The clustering has divided the highway segments into three primary categories using their traffic flow rates: low (black), medium (green), and high (yellow). Scattered throughout these, however, are a variety of blue points. What do these segments correspond to? Let’s compare the traffic flow rates to the total collisions and distance:

comparison-collisions-distance-spectral-clustering

From the far left plot, we see these blue points are shorter distance segments with very high collision rates. However, there is not a clear differentiation of clusters below ~10 miles. This indicates Postmile Distance is probably not very useful for separating the clusters, aside from those points with longer distances.

The far right plot, however, gives very clear insight into the behavior of this dataset. Namely, the majority of segments fall into clearly defined groups with collision rates that increase with higher traffic. However, across the entire distribution of traffic flow rates, there are a number of points with consistently higher collision totals than this baseline. The clustering algorithm has identified segments with anomalously high collision rates.


1.5 Conclusion

Using the collision reports gathered by the California Highway Patrol, and the traffic flow rates from the Caltrans Program, I set out to investigate the rates of collisions on California Highways.

After grouping these reports by their respective locations, I found the total number of collisions occurring on each highway segment. It was clear these rates were correlated with the traffic flow rates on each segment, but not explicitly clear how they could be appropriately categorized.

By utilizing Spectral Clustering, I was able to split these data into four distinct segment groups. Three of these followed a general trend of “more traffic means more collisions”, while the remaining points were clearly anomalous.

These results can be utilized in a number of situations, such as:

  1. Planning a vacation involving lengthy driving over new roads
  2. Identifying reliable transportation routes for shipping companies
  3. Comparing commuting routes for alternatives to frequent-collision areas

Future Work

While these results do provide immediate benefit, there are certain aspects which could be improved upon. Namely, the situations which utilize this information generally involve planning ahead, and do not cover any seasonality effects. In this section, I list several aspects which could be improved with further study, or access to other relevant data.

1. Time of Day

Since most highway routes are heavily dominated by commuting traffic, there is assuredly a difference between collisions in the morning and evening. In order to try and deal with this, I tried splitting the collisions into four time bins based on commutes (Morning, Evening, and the two periods of downtime between them):

accidents-by-hour

With this split, it is simple to divide the total collisions into Morning Collisions, Evening Collisions, etc. However, by doing so, it became clear that many of the points had too low of statistics to give meaningful results.

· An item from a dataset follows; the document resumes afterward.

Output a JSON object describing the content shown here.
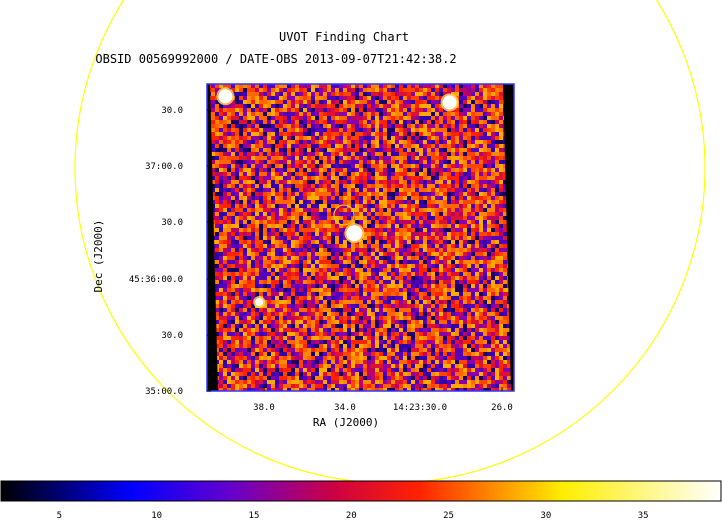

In order to improve upon this, one idea I had was combining multiple segments together. This would decrease the fluctuations observed over such points, but I did not have a clear methodology for doing this. With a longer investigation, this process would likely be useful for further analysis across multiple features.

2. Time of Year

3. Cause Identification


Visualizing Collision Rates

To better visualize the collision risk found above, this second part focuses on the web application created to showcase the results.

For translating the clusters into relative risk of collisions, I am making two assumptions:

  1. There is a general risk level which predictably increases with traffic flow rates
  2. There are unidentified factors which greatly elevates the risk in certain areas

Given this definition, I am assigning the three predictable groups to have increasing rates of risk, while the highest is from is the anomalous points identified above:

Potential Risk Cluster
Low Cluster 0
Medium Cluster 1
High Cluster 2
Very High Cluster 3

Note: this is the risk of a collision occurring in general, not from being directly involved.